La troupe - 4° partie

7 minutes de lecture

— Comprenez-vous ce qui se passe ?

Le général approchait, suivi d’Antony et Olivier, deux des derniers officiers en état de combattre. Un masque de surprise recouvrait leurs traits fatigués. Alors que nous nous trouvions face à un nouveau danger, la formation d’une brèche dans notre muraille, nous assistâmes, incrédules, au recul de l’ennemi. Comme eux, nous dirigeâmes nos regards vers la colline. Ses protecteurs, incertains, avaient subitement pris position le long de la crète, comme pour la défendre. Fébriles, ils reculèrent ensuite dans le plus grand désordre, laissant apparaître des cavaliers aux silhouettes assombries par la distance, rapidement déployées sur cette ligne d’horizon.

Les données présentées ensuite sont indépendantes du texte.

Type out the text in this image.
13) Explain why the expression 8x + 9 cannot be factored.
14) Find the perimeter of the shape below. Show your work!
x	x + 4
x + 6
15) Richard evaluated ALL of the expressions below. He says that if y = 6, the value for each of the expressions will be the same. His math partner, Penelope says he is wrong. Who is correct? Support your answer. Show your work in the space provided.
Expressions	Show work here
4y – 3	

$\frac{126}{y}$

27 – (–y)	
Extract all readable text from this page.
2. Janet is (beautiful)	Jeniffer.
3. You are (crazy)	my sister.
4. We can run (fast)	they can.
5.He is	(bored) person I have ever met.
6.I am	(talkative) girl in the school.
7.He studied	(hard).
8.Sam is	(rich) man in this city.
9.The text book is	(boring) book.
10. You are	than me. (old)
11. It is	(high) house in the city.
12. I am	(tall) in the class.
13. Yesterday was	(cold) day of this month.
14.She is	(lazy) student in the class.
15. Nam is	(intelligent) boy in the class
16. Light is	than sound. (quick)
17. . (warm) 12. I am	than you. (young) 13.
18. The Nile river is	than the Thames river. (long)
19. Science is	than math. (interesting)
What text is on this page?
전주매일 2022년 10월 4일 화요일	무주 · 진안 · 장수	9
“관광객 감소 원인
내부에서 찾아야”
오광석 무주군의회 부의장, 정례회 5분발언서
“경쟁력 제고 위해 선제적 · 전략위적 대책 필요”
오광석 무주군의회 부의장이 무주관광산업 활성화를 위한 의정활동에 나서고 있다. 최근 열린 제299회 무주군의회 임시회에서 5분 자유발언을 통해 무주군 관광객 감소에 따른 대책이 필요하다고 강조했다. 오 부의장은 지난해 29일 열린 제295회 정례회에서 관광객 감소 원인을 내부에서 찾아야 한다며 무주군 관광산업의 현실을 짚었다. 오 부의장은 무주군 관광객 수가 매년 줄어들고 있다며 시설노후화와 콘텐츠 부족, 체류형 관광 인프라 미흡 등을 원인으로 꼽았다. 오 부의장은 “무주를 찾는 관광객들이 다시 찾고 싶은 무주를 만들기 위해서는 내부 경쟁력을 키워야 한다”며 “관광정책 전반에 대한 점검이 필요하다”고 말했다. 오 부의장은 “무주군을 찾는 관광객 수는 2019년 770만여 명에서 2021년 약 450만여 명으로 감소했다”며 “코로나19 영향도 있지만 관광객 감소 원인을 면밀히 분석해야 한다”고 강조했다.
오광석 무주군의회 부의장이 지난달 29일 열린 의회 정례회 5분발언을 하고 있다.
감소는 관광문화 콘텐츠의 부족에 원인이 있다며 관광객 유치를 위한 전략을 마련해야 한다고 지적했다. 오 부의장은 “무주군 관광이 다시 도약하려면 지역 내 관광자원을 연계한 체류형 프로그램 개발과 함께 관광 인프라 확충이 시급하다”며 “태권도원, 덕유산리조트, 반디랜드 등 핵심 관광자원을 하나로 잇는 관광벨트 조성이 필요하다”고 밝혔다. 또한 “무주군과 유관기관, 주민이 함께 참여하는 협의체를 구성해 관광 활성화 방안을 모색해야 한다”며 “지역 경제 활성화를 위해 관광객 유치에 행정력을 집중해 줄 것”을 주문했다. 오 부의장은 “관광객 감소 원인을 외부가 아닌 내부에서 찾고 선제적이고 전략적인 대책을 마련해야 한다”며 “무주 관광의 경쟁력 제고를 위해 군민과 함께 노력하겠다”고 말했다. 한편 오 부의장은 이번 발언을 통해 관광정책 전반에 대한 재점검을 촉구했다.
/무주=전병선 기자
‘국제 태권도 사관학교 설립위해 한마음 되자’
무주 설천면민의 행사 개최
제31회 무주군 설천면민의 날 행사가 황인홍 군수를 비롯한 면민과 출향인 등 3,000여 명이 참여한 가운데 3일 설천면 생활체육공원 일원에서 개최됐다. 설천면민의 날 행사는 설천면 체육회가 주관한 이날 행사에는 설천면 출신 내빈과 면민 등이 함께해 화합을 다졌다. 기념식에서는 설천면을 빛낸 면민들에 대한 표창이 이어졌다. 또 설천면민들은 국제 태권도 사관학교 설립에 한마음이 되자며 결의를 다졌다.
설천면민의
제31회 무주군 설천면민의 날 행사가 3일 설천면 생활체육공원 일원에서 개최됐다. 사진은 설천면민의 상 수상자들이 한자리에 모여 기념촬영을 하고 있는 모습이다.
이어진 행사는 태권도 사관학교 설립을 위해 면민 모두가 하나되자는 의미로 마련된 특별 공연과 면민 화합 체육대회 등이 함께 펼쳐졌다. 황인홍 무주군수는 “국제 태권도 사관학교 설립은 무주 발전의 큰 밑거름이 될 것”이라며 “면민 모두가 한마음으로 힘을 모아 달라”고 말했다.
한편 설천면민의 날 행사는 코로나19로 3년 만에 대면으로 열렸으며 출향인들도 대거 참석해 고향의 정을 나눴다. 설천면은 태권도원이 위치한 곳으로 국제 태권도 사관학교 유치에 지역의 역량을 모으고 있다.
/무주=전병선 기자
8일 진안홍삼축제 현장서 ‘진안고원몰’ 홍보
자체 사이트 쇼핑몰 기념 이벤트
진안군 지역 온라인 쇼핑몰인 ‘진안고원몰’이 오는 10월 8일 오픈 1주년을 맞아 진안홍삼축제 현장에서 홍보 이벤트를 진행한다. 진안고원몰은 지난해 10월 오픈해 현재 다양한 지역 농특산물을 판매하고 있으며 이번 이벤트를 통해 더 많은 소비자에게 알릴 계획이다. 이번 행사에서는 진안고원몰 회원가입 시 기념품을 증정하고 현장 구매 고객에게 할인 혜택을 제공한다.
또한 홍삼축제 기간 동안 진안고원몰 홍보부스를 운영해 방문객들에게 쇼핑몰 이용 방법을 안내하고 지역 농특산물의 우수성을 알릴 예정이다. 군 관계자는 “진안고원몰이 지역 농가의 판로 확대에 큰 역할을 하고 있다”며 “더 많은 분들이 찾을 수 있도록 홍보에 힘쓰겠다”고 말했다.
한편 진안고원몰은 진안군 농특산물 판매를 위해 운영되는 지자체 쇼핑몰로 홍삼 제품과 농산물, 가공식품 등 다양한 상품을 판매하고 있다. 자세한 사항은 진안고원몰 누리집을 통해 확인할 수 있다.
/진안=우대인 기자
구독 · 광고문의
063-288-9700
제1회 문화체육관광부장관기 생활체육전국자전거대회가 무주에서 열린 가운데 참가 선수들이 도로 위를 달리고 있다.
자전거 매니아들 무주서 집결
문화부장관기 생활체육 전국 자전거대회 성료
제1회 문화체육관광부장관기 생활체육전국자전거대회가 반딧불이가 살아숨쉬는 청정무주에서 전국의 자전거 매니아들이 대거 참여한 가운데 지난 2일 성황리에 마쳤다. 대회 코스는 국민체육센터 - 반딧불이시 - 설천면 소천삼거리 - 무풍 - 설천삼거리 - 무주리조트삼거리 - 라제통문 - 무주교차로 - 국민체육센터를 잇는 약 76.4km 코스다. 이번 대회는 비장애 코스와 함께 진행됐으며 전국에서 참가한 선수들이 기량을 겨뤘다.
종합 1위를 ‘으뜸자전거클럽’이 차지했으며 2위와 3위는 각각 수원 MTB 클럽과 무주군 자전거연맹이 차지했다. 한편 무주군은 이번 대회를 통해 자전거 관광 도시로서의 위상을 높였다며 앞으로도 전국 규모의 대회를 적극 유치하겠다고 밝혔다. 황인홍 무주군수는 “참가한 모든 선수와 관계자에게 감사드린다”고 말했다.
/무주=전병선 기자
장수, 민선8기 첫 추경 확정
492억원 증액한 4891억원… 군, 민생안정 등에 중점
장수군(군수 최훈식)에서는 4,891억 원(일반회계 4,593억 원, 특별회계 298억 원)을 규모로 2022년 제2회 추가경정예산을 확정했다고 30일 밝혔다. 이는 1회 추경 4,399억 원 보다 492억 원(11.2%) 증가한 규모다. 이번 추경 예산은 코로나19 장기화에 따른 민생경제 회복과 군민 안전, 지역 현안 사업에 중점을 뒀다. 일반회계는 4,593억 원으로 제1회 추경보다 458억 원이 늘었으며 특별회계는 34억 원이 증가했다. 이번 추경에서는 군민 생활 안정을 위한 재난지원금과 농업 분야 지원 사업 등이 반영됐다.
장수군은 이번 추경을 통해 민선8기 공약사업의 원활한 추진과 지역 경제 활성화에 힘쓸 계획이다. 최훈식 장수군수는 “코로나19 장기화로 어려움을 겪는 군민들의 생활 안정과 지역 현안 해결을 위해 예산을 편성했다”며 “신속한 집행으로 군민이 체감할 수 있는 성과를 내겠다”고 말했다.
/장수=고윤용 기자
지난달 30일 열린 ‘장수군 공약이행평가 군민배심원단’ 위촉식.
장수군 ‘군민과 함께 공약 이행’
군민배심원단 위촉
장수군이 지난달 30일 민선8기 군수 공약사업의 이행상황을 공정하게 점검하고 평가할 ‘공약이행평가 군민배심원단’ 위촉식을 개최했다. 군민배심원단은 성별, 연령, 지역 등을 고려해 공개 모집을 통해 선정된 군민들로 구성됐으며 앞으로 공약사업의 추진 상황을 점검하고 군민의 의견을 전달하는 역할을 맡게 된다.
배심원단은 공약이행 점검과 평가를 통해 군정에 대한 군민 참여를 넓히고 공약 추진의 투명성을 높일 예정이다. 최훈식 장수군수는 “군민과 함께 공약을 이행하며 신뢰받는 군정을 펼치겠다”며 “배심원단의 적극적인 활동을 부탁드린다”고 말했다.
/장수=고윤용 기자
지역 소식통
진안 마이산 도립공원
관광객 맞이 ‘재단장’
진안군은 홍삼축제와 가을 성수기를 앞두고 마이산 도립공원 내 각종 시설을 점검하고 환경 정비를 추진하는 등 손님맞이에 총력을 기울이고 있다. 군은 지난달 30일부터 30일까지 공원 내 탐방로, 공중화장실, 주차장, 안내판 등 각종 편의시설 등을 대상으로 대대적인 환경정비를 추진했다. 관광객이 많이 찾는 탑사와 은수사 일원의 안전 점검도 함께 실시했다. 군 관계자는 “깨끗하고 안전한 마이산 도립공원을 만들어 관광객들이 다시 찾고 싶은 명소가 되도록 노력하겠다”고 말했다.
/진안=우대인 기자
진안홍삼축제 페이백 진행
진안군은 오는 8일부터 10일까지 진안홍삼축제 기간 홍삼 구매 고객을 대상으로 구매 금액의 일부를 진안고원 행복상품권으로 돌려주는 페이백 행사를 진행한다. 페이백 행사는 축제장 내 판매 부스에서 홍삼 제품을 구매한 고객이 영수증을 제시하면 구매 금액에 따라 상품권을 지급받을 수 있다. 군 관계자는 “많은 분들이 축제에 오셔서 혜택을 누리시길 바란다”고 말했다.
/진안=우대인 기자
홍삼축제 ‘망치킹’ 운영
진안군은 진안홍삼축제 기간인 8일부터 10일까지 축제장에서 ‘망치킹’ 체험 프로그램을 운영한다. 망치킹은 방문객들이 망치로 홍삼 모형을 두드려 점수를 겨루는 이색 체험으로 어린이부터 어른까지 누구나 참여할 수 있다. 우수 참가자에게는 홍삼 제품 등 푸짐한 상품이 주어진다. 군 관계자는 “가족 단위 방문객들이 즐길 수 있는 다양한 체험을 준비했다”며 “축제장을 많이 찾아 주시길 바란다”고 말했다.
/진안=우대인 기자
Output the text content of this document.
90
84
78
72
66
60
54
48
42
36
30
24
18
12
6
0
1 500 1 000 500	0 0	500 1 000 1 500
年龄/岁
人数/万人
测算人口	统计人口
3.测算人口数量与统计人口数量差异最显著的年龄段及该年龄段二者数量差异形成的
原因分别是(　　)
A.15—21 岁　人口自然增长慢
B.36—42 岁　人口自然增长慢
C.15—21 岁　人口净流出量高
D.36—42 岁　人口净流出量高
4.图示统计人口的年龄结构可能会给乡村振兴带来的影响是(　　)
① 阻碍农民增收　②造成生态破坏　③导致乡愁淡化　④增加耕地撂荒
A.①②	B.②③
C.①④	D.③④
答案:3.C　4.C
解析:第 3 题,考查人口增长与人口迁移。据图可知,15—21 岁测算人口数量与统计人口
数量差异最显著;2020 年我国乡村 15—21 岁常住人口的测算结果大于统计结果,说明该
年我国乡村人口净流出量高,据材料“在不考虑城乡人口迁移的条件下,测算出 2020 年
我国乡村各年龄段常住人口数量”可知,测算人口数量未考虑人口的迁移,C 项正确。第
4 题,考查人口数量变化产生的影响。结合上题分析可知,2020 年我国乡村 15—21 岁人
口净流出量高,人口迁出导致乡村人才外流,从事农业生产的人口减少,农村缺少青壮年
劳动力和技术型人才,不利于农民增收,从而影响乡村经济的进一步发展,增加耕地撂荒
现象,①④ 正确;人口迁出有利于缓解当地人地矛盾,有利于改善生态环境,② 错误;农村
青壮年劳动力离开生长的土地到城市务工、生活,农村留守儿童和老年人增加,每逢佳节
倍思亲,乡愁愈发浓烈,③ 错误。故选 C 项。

À ce moment précis, une onde d’espoir m’envahit, proportionnelle à la stupeur des Galiens.

Les nouveaux venus ne semblaient pas manquer de courage. Plusieurs dizaines chargeaient sans états d’âme, secondés de traits meurtriers. L’assaut fut si soudain et précis que l’ennemi s’enfuit promptement sans demander son reste.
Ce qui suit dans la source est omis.